Anak yang bekerja di persimpangan biasanya bekerja membantu kendraan roda 4 untuk menyebrang.kebanyakan dari mereka masih anak anak dan mengharapakn upah 1000-2000 Rupiah per mobil. Anak-anak yang bekerja sebagai pelayan bertugas melayani pembeli, mengangkat sisa piring kotor dan membersihkan meja setelah pengunjung selesai makan.Mereka bekerja paruh waktu dimana sebagian dari mereka bekerja sehabis mereka pulang sekolah. Pekerjaan mereka dimulai dari jam 15.00 – 23.00 mengikuti shift kerja selama 8 jam. Pekerjaan ini ternasuk pekerjaan yang melelahkan dimana anak hanya diberikan waktu istirihat makan malam hanya setengah jam selebihnya anak harus bekerja melayani pengunjung dan disini mereka dituntut harus tetap berdiri tanpa duduk terkecuali pada waktu istirahat. Anak juga tidak memiliki waktu untuk belajar dan beristirahat setelah

pulang sekolah seperti anak anak lainya. Mereka selesai bekerja pukul 23.00 dimana keesokan harinya harus berangkat kesekolah pada pagi hari. Hal demikian tentu mengorbankan kesehatan fisik anak dimana tidak ada waktu jeda pada mereka.

Anak yang bekerja menjadi petugas kebersihan biasanya bekerja hal hal menyapu, mengepel dan melakukan kegiatan kebersihan lainya. Lalu ada juga anak yang bekerja sebagai tukang jahit bekerja di salah satu rumah jahit. Dia bekerja menjahit baju dari siang sampai malam.

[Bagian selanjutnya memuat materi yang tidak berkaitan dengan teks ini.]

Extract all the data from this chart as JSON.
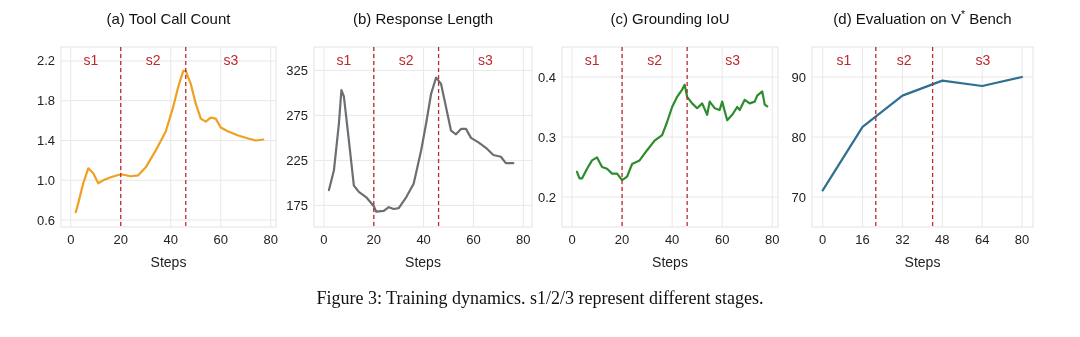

Dengan melihat kondisi anak anak yang bekerja tersebut yang sangat jauh berbeda dari hak hak yang seharusnya mereka dapat, yang tidak sesuai dengan undang undang kesejahteraan anak untuk itu penulis tertarik menuangkanya dalam bentuk skripsi yang berjudul “Kontribusi anak dalam membantu perekonomian keluarga di Kelurahan Sei Kera Hilir II Kecamatan Medan Perjuangan Kota Medan”.